In the early 1900s, during the construction of the Panama Canal, the world was watching the amazing waterway being built through newspaper photos of the workers. It was hot, humid and mosquito-infested. The Montecristi hat was worn by many of the laborers, and when, while inspecting the canal, Teddy Roosevelt was photographed wearing one of the prizes, the hat became popular and demand for the hat soared.
Panama hats are made from the toquilla palm, whose fibers are flexible and durable and absolutely perfect for such a perfect hat. Believe me, after seeing one made, creation of the hat is not an easy task.
The town of Sigsig is one of the main sources of Panama hats, here in Ecuador, and guess where it’s located? Yep, real close to us, here in Cuenca. While strolling the streets of Cuenca, we were fortunate enough to find two hat museums/manufacturing facilities, so you better believe we visited them both.

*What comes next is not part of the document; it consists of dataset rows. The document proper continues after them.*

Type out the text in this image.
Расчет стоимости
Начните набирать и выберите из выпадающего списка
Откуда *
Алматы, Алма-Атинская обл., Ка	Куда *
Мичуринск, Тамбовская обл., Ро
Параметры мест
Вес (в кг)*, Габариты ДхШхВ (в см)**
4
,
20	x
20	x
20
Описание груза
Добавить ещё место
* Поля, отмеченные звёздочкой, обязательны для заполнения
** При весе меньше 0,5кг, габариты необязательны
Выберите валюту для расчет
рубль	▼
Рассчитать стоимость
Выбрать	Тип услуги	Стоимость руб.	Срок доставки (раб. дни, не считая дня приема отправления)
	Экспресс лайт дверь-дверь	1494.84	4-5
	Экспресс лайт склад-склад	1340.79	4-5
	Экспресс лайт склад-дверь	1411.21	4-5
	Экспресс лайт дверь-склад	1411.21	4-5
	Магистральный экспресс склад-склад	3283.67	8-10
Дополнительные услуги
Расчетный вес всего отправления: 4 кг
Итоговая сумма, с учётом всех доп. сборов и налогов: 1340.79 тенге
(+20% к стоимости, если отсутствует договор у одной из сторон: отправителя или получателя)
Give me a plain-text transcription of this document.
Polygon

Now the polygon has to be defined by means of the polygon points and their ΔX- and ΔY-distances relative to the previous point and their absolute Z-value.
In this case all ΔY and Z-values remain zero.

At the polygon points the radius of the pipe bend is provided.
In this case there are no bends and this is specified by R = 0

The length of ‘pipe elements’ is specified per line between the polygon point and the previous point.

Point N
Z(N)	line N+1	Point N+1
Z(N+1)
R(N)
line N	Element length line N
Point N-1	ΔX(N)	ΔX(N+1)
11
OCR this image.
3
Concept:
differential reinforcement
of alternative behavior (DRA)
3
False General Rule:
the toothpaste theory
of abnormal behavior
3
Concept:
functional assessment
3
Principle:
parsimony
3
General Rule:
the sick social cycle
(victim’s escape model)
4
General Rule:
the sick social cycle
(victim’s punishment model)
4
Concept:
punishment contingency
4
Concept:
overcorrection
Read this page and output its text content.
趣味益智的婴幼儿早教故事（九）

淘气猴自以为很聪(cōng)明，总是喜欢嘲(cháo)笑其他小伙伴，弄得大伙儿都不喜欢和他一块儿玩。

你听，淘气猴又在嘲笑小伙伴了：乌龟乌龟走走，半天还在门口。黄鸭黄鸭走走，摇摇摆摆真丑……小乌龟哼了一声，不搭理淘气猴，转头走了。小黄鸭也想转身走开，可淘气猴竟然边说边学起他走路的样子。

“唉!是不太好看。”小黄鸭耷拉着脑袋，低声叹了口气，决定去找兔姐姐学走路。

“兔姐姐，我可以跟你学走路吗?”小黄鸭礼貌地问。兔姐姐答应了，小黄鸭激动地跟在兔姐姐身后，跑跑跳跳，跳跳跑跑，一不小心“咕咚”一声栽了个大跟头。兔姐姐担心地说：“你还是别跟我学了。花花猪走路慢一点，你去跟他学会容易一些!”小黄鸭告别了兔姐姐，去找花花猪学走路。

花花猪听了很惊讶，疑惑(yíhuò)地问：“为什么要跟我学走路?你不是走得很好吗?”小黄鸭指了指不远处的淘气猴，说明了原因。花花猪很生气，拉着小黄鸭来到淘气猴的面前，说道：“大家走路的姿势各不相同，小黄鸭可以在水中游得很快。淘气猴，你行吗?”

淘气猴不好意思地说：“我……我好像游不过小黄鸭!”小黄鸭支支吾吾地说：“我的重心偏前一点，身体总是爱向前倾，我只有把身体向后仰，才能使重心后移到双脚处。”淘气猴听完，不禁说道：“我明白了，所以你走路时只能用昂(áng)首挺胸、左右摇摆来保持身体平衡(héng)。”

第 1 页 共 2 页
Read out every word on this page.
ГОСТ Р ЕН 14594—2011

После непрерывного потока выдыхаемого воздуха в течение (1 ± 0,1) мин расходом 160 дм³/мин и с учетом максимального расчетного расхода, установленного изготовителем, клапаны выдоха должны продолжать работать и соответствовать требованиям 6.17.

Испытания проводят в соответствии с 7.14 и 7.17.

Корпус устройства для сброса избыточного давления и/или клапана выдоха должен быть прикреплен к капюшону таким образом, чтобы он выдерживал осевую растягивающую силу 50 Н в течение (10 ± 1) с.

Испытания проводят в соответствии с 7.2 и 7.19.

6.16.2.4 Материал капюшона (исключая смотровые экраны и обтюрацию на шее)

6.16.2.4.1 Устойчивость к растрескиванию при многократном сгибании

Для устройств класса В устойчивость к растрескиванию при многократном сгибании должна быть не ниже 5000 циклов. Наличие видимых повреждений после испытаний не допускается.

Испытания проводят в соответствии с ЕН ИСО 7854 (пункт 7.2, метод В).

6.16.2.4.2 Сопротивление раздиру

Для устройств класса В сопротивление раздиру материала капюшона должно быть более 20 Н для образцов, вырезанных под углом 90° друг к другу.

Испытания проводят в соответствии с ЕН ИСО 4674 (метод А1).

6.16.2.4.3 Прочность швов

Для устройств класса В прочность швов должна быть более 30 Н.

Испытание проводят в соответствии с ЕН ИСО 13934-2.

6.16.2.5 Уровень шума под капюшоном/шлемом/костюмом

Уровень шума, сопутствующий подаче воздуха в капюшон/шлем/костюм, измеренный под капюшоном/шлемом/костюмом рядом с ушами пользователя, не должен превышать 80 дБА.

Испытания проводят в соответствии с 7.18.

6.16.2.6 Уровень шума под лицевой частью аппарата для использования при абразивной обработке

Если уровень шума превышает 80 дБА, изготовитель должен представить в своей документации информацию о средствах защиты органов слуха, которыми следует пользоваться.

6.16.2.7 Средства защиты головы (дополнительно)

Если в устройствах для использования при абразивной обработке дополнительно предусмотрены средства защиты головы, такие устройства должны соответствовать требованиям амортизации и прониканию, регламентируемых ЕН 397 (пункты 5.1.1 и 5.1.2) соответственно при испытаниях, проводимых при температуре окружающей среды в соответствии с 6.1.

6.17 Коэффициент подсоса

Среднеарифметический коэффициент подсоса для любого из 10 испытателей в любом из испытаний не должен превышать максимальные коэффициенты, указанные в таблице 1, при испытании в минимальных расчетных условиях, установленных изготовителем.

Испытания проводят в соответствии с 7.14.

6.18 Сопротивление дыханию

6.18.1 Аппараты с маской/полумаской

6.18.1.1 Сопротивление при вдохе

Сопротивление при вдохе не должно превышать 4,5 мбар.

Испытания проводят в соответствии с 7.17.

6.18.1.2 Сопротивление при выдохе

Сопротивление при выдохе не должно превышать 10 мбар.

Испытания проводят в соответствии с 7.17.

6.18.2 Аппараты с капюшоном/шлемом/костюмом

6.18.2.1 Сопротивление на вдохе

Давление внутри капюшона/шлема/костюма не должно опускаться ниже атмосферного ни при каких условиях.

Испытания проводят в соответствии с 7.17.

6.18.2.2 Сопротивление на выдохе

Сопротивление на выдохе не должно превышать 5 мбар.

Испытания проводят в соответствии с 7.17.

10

Evidently, there are very few weavers that still have the skill to do the superfine original weaving. I’d never really thought too much about how a hat is put together, but as we tried on and inspected the hats at each place, we really could see a difference. At the Museo del Sombrero de Paja Toquilla hat factory and museum they have a special room for their very best hats and, believe me, they are pricey. No one is allowed to try them on or touch.
The rarest and most expensive hats can have up to 3000 intricate weaves per square inch! Akin to the intricacy of Bartholomew Cubbins 500th hat, these headpieces can hold water and are so flexible that they can be rolled up and passed through the hole of a wedding ring. We didn’t actually see this, but were told that it’s true.
First, the hat specialists have to cultivate and prepare the toquilla fibers. After that, the fibers are intricately separated into very thin strands, which are then submerged in water for 6-7 hours to make them flexible. If they are dried out, the weavers are not able to manipulate them during the weaving process. Because of this, many of the artisans start working at dawn or during the evening so that the sun won’t dry out the strands.
When you inspect one of the hats up close, the weaving is so exact it’s hard to figure out where it starts. But we were told the process begins at the crown of the hat where eight strands are woven into a tight latticed rosette. As the weaving continues, new straws are added to the “circle” until finally the hat emerges.
I actually got to sit in a “weaving circle” at Economuseo Municipal Casa del Sombrero and watched the hat’s being made. It blew me away. And, to top it off, not one of the weavers, even the older ladies, wore glasses!
Well, after knowing all of this, John and I both had to have one.
John has tried on many, but has yet to find the perfect “fit” for him.
Personally, being a Sean Connery fan, I loved him in the white one above. Let him know what you think!
I was luckier. My new head adornment was calling my name as we toured the Museo del Sombrero de Paja Toquilla museum and John bought it for me. Now remember, I was born and bred in Texas, so of course I had several cowboy hats that I loved. They got sold in our estate sale, prior to hitting the road as nomadic house sitters. Don’t get me wrong, Texas cowboy hats are way cool, but they don’t even hold a candle to the Ecuadorian Panamas.
Okay, okay, realistically, I look more like Bartholomew Cubbins.
But, whatever the persona, when I’m wearing my new sombrero, my face is protected from the sun and rain, I fit in with the locals here in Ecuador, and I love it!!!